O ex-dirigente comunista, que deixou o partido em 2009, já depois do movimento dos renovadores, de João Amaral (1943-2003), e que levou à suspensão do histórico Carlos Brito, e à expulsão de Edgar Correia e Carlos Luís Figueira, em 2003, revela no livro que o então líder comunista, Carlos Carvalhas, lhe deu a entender que não ia haver sanções na reunião do Comité Central, onde vieram a acontecer.

Se numa entrevista à revista Visão, em 2000, elogiou o papel de Carvalhas para evitar divisões e estragos maiores numa fase “particularmente difícil” após a demissão de Edgar Correia da comissão política, três anos depois Domingos Lopes revela o papel do agora ex-líder.

“O Carlos, sem nunca o dizer expressamente, deu-me a entender que não ia haver sanções, o que me deixou satisfeitíssimo”, escreveu o dissidente comunista que, na reunião do dia seguinte do Comité Central, diz ter sido “dos primeiros a pedir a palavra” para se opor às sanções e apresentar a sua demissão daquele órgão.

Foi “um choque”, admitiu, sem entrar em mais pormenores sobre Carvalhas no processo de expulsões.

Olhando para esses dias, recordou que, após essas expulsões, “os que estava ‘tocados’ pela peste ‘renovadora’ ou ‘liquidacionista’ foram esquecidos e ficaram no limbo até deixarem de fazer parte do ativo” e “centenas e centenas de militantes deixaram o partido”.

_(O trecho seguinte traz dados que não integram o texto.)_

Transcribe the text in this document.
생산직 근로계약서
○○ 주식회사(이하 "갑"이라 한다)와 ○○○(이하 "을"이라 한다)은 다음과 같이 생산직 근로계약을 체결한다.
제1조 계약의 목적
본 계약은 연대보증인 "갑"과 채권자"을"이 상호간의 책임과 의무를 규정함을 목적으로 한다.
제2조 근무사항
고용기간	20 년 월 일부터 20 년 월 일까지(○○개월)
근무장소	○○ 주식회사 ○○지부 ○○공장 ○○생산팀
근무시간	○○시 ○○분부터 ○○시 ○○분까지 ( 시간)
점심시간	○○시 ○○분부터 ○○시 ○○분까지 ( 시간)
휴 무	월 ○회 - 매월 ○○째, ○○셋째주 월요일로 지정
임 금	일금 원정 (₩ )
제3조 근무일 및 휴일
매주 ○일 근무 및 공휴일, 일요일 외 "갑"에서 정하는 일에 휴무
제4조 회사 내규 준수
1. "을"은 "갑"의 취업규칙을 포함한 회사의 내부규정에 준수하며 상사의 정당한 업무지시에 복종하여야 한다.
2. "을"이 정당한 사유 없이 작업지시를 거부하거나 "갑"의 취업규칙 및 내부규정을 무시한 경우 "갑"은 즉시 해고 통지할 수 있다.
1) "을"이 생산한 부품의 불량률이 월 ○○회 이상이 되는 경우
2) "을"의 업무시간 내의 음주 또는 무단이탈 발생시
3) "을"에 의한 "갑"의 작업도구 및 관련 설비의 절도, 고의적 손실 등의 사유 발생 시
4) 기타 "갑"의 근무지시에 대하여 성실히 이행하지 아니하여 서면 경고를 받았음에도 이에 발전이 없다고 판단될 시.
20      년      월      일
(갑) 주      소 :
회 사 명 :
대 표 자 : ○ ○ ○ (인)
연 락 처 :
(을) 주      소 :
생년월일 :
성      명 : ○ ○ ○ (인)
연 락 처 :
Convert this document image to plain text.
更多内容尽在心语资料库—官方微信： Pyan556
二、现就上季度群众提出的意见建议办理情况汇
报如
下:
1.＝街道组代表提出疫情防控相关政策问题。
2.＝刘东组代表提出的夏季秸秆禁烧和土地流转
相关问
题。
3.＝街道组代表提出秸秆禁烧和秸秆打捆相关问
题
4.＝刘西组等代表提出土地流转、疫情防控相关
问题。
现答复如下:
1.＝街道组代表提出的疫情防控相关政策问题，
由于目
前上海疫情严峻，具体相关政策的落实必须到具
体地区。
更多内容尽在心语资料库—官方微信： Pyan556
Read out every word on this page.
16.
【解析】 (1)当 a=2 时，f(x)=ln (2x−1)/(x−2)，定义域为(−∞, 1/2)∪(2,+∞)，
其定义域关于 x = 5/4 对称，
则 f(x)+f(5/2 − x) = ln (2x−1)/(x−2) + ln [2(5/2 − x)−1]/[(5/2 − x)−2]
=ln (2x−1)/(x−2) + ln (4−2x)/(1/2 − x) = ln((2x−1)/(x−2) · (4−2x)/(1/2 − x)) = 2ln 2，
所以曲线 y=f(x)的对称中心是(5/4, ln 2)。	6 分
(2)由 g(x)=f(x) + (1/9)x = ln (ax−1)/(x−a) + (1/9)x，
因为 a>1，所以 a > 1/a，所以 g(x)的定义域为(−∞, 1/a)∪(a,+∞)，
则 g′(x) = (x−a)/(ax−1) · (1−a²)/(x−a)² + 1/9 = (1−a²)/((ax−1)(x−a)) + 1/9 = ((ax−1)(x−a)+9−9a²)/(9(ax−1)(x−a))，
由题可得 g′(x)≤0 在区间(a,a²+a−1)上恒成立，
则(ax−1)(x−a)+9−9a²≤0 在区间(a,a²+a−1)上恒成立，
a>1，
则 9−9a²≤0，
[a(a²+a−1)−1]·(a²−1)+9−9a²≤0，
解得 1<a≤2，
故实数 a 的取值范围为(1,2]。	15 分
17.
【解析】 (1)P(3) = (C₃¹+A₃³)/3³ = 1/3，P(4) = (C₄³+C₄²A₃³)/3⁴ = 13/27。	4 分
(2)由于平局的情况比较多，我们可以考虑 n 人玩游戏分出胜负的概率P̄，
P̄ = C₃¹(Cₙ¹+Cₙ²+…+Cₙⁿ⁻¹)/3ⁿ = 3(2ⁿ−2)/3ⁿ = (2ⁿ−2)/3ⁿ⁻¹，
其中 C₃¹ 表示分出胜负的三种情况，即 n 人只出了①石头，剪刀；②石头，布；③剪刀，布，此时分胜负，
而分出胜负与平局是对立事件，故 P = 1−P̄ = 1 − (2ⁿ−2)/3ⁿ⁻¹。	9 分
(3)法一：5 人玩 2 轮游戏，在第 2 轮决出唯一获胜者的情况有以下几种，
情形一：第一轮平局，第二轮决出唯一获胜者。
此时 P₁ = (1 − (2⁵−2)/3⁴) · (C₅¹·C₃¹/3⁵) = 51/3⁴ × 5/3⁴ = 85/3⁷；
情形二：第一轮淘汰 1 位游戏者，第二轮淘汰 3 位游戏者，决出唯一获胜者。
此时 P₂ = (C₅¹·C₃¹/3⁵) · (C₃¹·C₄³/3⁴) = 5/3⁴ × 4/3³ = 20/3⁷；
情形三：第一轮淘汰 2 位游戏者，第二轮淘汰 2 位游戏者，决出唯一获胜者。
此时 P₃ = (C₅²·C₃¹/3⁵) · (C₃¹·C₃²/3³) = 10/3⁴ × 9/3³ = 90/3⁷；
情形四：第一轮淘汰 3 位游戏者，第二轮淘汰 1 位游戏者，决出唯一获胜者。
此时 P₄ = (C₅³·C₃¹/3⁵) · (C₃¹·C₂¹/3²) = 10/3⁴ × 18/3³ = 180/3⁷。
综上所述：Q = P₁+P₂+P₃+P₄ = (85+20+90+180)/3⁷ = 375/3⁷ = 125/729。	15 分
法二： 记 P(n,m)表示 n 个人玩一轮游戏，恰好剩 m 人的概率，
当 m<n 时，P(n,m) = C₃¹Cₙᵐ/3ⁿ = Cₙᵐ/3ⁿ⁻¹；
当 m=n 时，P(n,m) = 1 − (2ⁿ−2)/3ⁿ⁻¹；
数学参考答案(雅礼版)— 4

Apesar do acordo parlamentar com o PS, e de alguns ganhos eleitorais, antes de 2019, Domingo Lopes considera que “o PCP vem definhando, infelizmente”, sem fazer uma análise à liderança de Jerónimo de Sousa.

Os jovens “não votam no PCP e não se sentem atraídos pelo modo como o partido faz política” e “a culpa é sempre dos outros e nunca da direção”.

Os resultados das legislativas de 2019 mostram, segundo alega, “uma queda significativa do partido”, com a perda de cinco deputados, e, “por outro lado, o mesmo ensimesmamento”, atribuindo-se a “responsabilidade dos resultados a fatores externos à direção”.

“O que revela uma incapacidade de julgar as orientações protagonizadas, isto é, uma espécie de anquilose própria da falta de rejuvenescimento”, lê-se no livro editado pela Guerra e Paz que entra no circuito livreiro em 04 de fevereiro.

E de Marcelo Rebelo de Sousa, o atual Presidente da República, o que diz Domingo Lopes, o comunista que promete continuar a sê-lo, ainda eu sem partido?

O dissidente comunista lembra que em maio de 1974 Marcelo era assistente universitário na Faculdade de Direito, frequentada por Domingos Lopes, dirigente da União de Estudantes Comunistas (UEC), numa altura em que militantes do MRPP fizeram um “julgamento popular” do ex-ministro da justiça de Salazar e professor Cavaleiro Ferreira.

“Cheirava-lhe que os ‘jovens guardas vermelhos’ do MRPP o pudessem sanear”, foi falar com Domingos Lopes: “O que é que ele tinha para me dizer? Uma coisa muito simples: ele estava totalmente do nosso lado, o que nos separava era o leninismo, considerava-se apenas marxista”.

Um episódio que, segundo escreveu, é “bem revelador do que viria a ser, mais tarde, a personalidade do então jovem assistente Marcelo Rebelo de Sousa”.